For reference, our current airport has a fixed asset size of around HK$52B. With the miscellaneous supplemental projects built after the initial cutover of the airport, and depreciation/appreciation applied over the years, HK$52B may not exactly represent the proportion of the airport within the Rose Garden total. However, it gives you a sense of how much an airport (including 2 runways) should cost.

It’s going to be privately funded – does it concern me?

Yes, for one thing, whatever debt raised by the Airport Authority will be guaranteed by the Hong Kong government. If the project doesn’t pay back, Hong Kong taxpayers will have to subsidize it later.

Immediately, the Airport Authority is considering the suspension of the around HK$5B/year dividend payment to the Hong Kong government.
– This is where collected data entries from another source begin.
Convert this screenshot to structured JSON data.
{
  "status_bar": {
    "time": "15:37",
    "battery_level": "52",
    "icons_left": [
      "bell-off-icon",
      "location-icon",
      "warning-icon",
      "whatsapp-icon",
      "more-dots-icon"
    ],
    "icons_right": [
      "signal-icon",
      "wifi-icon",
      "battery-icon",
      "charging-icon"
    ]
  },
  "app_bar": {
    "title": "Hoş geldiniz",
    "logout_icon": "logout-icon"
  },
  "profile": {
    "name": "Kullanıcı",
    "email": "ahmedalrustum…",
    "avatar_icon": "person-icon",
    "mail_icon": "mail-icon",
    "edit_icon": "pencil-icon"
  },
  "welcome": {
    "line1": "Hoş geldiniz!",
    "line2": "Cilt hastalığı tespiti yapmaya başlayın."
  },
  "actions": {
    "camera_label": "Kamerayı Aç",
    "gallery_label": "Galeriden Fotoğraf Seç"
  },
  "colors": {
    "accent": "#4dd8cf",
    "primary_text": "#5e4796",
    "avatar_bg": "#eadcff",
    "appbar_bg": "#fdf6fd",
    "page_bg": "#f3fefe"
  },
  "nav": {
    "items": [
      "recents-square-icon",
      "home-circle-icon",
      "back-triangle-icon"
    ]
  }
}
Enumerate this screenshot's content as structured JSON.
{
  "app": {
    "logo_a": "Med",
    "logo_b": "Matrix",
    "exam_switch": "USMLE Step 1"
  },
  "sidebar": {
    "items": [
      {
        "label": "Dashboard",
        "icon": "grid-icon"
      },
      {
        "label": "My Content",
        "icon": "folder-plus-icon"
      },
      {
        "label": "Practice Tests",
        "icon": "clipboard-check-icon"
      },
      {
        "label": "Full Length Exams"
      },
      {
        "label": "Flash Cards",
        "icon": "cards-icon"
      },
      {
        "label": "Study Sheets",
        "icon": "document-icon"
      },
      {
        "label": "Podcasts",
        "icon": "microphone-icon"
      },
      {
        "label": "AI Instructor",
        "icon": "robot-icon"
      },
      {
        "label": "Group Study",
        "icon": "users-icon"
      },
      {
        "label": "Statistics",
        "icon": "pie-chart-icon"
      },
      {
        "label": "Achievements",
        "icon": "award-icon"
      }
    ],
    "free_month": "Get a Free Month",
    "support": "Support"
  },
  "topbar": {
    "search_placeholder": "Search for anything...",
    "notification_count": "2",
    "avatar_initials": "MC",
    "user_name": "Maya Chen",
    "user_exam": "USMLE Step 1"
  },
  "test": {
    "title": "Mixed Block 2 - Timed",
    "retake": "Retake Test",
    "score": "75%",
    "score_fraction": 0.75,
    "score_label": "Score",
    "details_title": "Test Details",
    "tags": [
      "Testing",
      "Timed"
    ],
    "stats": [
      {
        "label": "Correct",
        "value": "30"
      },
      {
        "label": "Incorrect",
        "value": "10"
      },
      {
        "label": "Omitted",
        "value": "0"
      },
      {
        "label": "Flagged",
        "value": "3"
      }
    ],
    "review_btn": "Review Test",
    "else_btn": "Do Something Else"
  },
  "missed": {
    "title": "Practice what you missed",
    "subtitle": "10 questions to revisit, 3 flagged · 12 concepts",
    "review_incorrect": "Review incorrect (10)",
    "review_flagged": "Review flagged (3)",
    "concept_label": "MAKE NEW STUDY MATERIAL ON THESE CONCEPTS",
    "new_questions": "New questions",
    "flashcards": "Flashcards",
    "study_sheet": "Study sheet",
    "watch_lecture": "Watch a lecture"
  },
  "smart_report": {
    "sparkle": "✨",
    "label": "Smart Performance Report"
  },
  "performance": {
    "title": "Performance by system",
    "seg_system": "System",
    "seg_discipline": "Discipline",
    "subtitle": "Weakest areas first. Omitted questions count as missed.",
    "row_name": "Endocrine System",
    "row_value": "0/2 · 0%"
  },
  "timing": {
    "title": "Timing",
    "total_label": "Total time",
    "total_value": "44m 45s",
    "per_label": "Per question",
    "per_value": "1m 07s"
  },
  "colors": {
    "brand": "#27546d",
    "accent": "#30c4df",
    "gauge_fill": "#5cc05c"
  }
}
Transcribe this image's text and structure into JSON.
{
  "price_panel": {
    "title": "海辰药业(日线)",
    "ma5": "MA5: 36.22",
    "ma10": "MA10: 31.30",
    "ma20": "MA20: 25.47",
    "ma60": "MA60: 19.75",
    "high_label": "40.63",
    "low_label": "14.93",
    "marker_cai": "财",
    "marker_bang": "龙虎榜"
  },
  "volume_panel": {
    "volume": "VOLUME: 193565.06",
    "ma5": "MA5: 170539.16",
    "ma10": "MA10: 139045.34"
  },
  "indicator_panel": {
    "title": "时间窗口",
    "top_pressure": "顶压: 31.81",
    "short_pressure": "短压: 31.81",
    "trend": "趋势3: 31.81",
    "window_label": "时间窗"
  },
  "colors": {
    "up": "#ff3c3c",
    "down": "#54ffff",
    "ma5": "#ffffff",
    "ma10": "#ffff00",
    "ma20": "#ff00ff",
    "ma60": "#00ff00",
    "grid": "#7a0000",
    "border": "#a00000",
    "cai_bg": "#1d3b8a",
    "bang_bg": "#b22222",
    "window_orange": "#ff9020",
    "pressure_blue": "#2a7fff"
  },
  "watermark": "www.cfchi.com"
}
Local residents ought prepare to shoulder up more taxes to fill in the HK$5B hole, and more directly, to pay more airport tax upcoming.

With the congestion of the two runways now, we have little objection to building a third runway, if the environment is taken into account. However, we should not be robbed. HK$140B is not only unreasonable, but downright robbery by vested interests. Just wonder, is this what the HK$50M paid to CY Leung is for? Or is this another “gift” to Chinese construction companies that will be ultimately given a piece of the pie, and come back later to claim their “love” for Hong Kong without mentioning how much they’ve earned during the process? HongKongers have already been overpaying for water. Now, they want more.

One of our group members foresees that we will end up being made to buy airspace from China in order to fully utilise the third runway. Water and construction are just the beginning. Prepare to be asked for showing more gratitude to the motherland.

FrontlineTechWorkers is formed by a group of IT practitioners with the aim to consolidate voices from IT workers on policy discussion in Hong Kong.